Valero petitions EPA to redefine RFS obligated party

By Erin Voegele | June 16, 2016

On June 13, Valero Energy Corp. issued a petition to U.S. EPA Administrator Gina McCarthy asking the agency to redefine obligated party under the renewable fuel standard (RFS). In February, Valero made a similar request.

Valero is asking EPA to redefine obligated party as “the entity that holds title to the gasoline or diesel fuel, immediately prior to the sale from the bulk transfer/terminal system…to a wholesaler, retailer or ultimate consumer.” Refiners and importers are currently considered obligated parties under the RFS.

According to Valero, “currently the obligation for RFS is placed on refiners and importers—the point of obligation is the refinery gate and the entity that imports—regardless whether the refiner or importer have the ability to affect the amount of renewable fuels blended and sold to consumers.” Valero claims this placement has created problems that impair the RFS program’s proper functioning and prevent it from ensuring that renewables enter the transportation fuel market. “The inefficiencies of the point of obligation’s current placement harm renewable fuel producers, independent refiners, retailers and U.S. consumers,” said Valero in the letter. “Among the most significant is that, because it prevents the value of renewable identification numbers (RINs) from being passed through to consumers, it only minimally encourages renewable fuel consumption.”

Valero claims the change would enable the market to more readily respond to the annual renewable volume obligation (RVO) standards, begin to address the structural constraints that EPA identified in its 2015 RFS rulemaking, and eliminate barriers that prevent RIN value from being passed through to consumers.

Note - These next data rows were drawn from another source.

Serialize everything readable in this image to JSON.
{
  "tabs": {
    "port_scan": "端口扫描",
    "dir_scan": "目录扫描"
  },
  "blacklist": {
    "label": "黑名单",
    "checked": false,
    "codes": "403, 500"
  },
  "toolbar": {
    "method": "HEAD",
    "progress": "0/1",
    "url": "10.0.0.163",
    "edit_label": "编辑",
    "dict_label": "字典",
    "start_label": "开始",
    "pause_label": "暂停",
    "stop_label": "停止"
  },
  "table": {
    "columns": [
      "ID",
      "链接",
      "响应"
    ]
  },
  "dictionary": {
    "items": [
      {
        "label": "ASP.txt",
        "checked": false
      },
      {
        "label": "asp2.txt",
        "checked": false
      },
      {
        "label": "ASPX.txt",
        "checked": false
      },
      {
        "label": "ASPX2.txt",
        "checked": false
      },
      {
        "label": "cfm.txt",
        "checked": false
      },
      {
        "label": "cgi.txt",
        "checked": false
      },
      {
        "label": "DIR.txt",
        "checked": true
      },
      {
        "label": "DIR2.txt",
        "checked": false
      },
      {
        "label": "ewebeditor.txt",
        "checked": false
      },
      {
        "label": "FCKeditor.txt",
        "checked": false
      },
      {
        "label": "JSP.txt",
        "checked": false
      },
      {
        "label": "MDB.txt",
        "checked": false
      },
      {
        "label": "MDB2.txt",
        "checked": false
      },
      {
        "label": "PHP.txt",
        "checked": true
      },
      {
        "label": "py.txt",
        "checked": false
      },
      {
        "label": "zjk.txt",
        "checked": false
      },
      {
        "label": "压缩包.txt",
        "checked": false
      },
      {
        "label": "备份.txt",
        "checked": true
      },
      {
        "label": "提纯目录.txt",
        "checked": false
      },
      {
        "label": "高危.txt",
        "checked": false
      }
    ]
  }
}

Valero owns and operates 13 petroleum refineries in the U.S., with a combined capacity of approximately 2.9 million barrels per day. The company is also a fuel importer that has refineries in Canada and the U.K, as well as a wholesaler. In addition, Valero owns 11 ethanol plants and is the third largest ethanol producer in the U.S. The company also owns Diamond Green Diesel and is the largest renewable diesel producer in the U.S.